The objective is to collect the maximum points by strategically transporting passengers before the rival does, within a fixed number of turns.
- Standard Moves: Similar to previous exercises (move, pick up, drop off, wait), excluding refueling.
- Game-Specific Dynamics: Players switch fleets after the first round to ensure fairness, and total scores from both rounds determine the winner.
I developed two types of agents for this game:
- UCT-based Agent: This agent implements the Upper Confidence Bounds for Trees (UCT) algorithm, focusing on optimizing decision-making through exploration and exploitation of action spaces.

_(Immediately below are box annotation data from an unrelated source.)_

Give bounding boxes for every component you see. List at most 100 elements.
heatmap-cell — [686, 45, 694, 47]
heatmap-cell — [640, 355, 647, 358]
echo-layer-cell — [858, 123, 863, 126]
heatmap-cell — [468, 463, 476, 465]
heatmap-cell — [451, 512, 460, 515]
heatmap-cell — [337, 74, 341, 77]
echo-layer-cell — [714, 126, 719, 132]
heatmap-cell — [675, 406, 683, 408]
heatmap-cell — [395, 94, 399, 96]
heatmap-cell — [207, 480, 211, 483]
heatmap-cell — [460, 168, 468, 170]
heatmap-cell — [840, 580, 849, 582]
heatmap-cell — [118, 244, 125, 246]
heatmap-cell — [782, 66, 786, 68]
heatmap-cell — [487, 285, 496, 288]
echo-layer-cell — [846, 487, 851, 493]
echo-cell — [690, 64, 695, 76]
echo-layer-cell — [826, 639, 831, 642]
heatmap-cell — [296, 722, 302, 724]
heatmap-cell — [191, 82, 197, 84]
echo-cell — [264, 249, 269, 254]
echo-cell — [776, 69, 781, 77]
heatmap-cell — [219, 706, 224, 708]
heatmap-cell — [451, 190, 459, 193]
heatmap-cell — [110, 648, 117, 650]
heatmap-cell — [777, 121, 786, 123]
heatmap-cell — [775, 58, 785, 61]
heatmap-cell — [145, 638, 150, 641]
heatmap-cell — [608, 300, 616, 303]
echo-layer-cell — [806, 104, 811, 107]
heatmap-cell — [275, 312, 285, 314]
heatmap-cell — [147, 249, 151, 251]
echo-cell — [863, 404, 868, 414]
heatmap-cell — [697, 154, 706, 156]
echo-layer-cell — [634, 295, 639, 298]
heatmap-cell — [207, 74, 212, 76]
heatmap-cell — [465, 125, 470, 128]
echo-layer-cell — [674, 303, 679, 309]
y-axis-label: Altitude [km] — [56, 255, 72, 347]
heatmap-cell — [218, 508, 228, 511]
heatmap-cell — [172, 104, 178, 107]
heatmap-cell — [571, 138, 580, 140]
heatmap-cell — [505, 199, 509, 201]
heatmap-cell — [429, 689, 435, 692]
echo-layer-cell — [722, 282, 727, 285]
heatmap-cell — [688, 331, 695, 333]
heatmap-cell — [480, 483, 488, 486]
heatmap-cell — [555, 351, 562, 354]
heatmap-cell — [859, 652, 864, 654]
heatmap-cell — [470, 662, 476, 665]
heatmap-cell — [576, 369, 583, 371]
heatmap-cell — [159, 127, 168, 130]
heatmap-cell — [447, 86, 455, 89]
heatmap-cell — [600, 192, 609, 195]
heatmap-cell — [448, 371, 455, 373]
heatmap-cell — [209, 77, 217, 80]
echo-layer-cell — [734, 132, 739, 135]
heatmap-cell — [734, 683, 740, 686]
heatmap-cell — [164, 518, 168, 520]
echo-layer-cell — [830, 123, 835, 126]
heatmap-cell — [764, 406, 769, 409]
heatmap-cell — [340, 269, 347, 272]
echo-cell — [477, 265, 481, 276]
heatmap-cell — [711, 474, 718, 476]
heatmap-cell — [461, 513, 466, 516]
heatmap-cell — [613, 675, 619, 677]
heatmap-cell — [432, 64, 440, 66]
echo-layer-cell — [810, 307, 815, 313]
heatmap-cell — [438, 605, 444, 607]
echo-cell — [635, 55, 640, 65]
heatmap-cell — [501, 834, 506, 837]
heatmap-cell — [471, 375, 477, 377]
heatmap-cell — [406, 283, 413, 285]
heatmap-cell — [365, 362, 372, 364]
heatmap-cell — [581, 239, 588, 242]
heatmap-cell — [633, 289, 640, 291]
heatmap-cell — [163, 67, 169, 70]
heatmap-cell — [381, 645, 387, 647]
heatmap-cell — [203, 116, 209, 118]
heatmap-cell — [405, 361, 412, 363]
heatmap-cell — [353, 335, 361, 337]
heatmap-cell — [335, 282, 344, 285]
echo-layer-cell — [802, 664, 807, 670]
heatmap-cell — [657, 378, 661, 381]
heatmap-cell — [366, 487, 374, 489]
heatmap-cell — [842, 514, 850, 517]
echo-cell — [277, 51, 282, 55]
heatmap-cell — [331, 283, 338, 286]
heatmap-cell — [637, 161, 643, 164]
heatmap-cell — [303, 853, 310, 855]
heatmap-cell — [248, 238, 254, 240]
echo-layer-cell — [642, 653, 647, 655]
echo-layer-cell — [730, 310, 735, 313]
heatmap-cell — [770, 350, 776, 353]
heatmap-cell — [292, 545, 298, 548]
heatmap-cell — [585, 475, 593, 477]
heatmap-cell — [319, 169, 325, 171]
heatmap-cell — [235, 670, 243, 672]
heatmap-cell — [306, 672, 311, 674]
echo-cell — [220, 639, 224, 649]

- General Agent: For this agent, I explored various strategies to enhance performance, optionally mirroring the UCT approach or innovating beyond it.
- Initialization: Each agent initializes with the given state and player number.
- Action Decision:
act(self, state)
determines the next move based on the current game state. - UCT-Specific Functions: For the UCT agent, additional methods for node selection, expansion, simulation, and backpropagation were crucial for managing the decision tree.
- ex3.py: This file contains the implementations of both my agents.
- Supporting Files: Include main.py for gameplay, utils.py for utility functions, simulator.py for running simulations, and a sample agent for testing.